Because I was given a scholarship, I felt compelled to honor the gift by SHOWING UP. So little by little, I began to come on camera. This was the first time I sent my ‘dare’ to a peer I’d connected with, for her to post in the course group Facebook chat.
Evangeline Get’s A “C”
Awaken & Celebrate Your Sacred Voice to Come Home to Your Authentic Self
01/27/2022
Final ‘Game’
The final game, was to record yourself…LOOKING AT THE CAMERA. Let the camera witness you!!! Wow that’s hard. With everything else I either had the camera off, or at the very least my eyes closed!
I gave myself a “C” for the tremendous COURAGE it took for me to record…AND submit for posting.
It’s So Hard For Me!
The Playground
03/22/2022
Weekly Game Play
Here we go again…recording with no ‘visual’ of me. Of course I can explain that. I’ve found that my Full Spectrum Infrared Sauna is a WONDERFUL place to download song, or just let any emotion rise to the surface.
Here in this cave, things flow so naturally. If I have something that I need to write, I go to the sauna…
Sing To The Butcher
The Songwriters Journey
10/02/2022
My First Challenge…in public. Dare to suck and sing to your local butcher!
Have you ever said you would do something, then prayed sooooo hard that something would happen so that you couldn’t do it. It wouldn’t be your fault at that point…right? This challenge was basically to do something that terrifies you.
That was the case here. Hey, I’m literal. If you say, “sing to the butcher”, that’s who I will sing to… If they are not in attendance, not my fault. I count that as a success. So when I asked if the butcher (his name is Dave) was in, they went to check to see if he was available. I can hear my…’don’t be available, don’t be available, don’t be available‘ mantra now… Darn, here he comes!

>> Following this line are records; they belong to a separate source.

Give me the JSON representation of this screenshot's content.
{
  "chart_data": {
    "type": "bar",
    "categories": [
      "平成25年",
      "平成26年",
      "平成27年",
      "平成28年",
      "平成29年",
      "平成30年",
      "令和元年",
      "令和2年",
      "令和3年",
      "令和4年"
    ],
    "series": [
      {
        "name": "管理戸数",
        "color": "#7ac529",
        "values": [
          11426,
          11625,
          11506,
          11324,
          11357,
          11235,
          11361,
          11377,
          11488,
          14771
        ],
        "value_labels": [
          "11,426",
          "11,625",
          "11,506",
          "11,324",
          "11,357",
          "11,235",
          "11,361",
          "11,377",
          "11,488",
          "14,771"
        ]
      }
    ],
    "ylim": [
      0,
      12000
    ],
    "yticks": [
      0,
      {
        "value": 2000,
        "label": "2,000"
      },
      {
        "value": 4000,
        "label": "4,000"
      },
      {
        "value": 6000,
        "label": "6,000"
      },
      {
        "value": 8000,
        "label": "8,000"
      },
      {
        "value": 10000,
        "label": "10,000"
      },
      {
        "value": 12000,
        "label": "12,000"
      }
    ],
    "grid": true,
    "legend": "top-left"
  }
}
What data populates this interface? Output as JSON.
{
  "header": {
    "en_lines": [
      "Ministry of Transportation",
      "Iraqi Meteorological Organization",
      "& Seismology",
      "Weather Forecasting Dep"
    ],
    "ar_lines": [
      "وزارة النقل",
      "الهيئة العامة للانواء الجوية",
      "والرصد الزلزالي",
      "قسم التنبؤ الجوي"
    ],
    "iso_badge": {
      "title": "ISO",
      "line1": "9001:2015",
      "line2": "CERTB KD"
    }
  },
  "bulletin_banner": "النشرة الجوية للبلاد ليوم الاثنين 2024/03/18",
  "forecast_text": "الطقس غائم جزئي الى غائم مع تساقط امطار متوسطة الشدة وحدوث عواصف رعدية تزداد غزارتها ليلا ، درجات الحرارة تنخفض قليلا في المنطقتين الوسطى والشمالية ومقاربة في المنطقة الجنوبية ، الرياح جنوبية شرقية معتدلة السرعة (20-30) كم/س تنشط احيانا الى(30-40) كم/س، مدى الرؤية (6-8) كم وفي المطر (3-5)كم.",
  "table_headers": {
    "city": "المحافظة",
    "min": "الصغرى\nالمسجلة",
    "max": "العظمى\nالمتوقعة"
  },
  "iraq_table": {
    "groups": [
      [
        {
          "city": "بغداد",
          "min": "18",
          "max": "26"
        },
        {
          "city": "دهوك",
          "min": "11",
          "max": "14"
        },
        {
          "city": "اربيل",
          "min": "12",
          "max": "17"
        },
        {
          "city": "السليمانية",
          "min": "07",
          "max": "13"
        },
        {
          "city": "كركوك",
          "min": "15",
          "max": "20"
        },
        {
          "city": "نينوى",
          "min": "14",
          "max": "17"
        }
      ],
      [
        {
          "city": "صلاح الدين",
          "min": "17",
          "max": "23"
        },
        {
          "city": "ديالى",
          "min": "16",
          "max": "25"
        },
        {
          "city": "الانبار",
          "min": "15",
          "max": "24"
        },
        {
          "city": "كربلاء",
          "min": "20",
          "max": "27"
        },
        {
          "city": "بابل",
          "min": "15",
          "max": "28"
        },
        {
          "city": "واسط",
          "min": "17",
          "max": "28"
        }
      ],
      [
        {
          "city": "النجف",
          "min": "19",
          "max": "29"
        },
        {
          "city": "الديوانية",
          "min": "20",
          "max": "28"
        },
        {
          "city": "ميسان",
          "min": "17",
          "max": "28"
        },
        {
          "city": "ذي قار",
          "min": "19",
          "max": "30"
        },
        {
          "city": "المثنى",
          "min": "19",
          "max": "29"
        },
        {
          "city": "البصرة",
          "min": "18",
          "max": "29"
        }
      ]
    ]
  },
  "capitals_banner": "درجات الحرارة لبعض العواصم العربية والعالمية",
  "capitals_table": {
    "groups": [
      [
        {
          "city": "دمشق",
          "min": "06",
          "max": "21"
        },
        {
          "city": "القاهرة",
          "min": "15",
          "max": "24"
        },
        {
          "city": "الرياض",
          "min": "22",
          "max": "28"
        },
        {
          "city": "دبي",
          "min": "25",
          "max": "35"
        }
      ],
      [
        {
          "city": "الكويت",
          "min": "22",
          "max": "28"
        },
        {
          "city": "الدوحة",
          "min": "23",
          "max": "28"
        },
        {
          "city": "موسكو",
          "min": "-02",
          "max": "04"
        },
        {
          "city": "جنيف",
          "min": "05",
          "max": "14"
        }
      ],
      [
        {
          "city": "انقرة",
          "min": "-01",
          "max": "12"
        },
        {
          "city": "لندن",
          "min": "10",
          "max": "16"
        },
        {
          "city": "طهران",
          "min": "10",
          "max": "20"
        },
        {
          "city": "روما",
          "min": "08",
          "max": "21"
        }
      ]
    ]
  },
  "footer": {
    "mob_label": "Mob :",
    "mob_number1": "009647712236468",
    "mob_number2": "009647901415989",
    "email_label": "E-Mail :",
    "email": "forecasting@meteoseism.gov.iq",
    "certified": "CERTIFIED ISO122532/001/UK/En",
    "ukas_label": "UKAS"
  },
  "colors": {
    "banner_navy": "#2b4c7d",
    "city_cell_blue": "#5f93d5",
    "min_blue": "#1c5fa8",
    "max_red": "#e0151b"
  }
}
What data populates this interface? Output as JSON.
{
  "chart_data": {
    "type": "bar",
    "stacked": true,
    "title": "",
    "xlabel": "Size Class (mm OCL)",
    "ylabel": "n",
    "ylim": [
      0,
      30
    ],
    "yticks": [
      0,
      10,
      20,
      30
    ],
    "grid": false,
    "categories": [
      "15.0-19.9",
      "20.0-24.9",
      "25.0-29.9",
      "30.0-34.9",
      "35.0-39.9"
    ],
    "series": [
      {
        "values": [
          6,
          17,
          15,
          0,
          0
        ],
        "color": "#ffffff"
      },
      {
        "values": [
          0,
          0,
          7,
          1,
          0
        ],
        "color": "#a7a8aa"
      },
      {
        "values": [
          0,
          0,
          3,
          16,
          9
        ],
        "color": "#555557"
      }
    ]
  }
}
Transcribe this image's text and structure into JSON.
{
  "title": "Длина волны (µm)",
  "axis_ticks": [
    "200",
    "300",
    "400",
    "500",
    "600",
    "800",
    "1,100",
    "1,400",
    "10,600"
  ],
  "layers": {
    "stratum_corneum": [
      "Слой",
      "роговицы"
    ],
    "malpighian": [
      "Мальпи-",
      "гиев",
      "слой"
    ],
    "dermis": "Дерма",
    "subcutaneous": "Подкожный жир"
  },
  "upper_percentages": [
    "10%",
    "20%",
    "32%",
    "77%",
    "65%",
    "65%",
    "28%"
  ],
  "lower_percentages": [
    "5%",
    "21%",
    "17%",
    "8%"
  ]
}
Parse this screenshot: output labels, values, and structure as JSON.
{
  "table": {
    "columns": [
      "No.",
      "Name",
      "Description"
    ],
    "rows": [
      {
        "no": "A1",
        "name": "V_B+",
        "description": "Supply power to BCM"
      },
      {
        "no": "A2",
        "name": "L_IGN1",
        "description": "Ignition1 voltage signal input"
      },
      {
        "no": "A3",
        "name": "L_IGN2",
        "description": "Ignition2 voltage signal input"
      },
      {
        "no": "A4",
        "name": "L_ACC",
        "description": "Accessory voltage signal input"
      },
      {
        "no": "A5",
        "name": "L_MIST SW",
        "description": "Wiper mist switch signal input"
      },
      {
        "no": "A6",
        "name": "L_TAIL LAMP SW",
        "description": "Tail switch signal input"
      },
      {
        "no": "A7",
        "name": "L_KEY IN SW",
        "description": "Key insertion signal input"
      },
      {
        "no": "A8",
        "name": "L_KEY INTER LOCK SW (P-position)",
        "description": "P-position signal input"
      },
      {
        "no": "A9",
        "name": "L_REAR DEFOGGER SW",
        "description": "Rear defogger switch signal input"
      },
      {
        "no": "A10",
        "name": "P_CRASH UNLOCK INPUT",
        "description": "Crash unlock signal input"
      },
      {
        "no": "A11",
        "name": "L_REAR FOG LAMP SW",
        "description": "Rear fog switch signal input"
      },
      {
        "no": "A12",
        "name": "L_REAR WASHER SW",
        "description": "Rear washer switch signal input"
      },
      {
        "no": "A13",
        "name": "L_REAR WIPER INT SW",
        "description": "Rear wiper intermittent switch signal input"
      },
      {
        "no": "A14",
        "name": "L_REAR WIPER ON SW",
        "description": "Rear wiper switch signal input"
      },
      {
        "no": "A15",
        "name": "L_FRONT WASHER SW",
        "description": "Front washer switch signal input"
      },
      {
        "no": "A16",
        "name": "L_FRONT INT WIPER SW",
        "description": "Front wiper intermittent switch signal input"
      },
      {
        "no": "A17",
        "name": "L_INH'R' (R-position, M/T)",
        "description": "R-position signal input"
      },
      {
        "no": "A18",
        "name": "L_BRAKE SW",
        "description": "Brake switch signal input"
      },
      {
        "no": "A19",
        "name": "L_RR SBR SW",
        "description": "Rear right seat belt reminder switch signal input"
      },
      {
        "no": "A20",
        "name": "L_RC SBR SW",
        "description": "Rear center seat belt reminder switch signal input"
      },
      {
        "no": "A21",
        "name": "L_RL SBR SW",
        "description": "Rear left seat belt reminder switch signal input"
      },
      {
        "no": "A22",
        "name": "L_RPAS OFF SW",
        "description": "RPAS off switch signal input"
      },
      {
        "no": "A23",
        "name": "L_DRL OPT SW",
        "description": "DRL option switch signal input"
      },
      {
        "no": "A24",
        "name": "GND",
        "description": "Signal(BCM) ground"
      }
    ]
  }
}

Now HOW do I explain what is going to happen next? Well, first you tell him of your challenge, and then ask if it’s ok to sing to him. Yep, still chanting that mantra in your head, though now it’s, ‘don’t be ok, don’t be ok, don’t be ok‘… WHAT? It’s ok?! Well we are off to the races at this point. LOL
There were so many more ‘experiences’ I could document, but you get the picture. I must admit, though I doubted it for a long time…It really does get easier, the more you gather experiences.
This has been such a profound and enriching experience for me. So much so, that it is TIME!!!
My Returning Artist Journey BEGINS!!!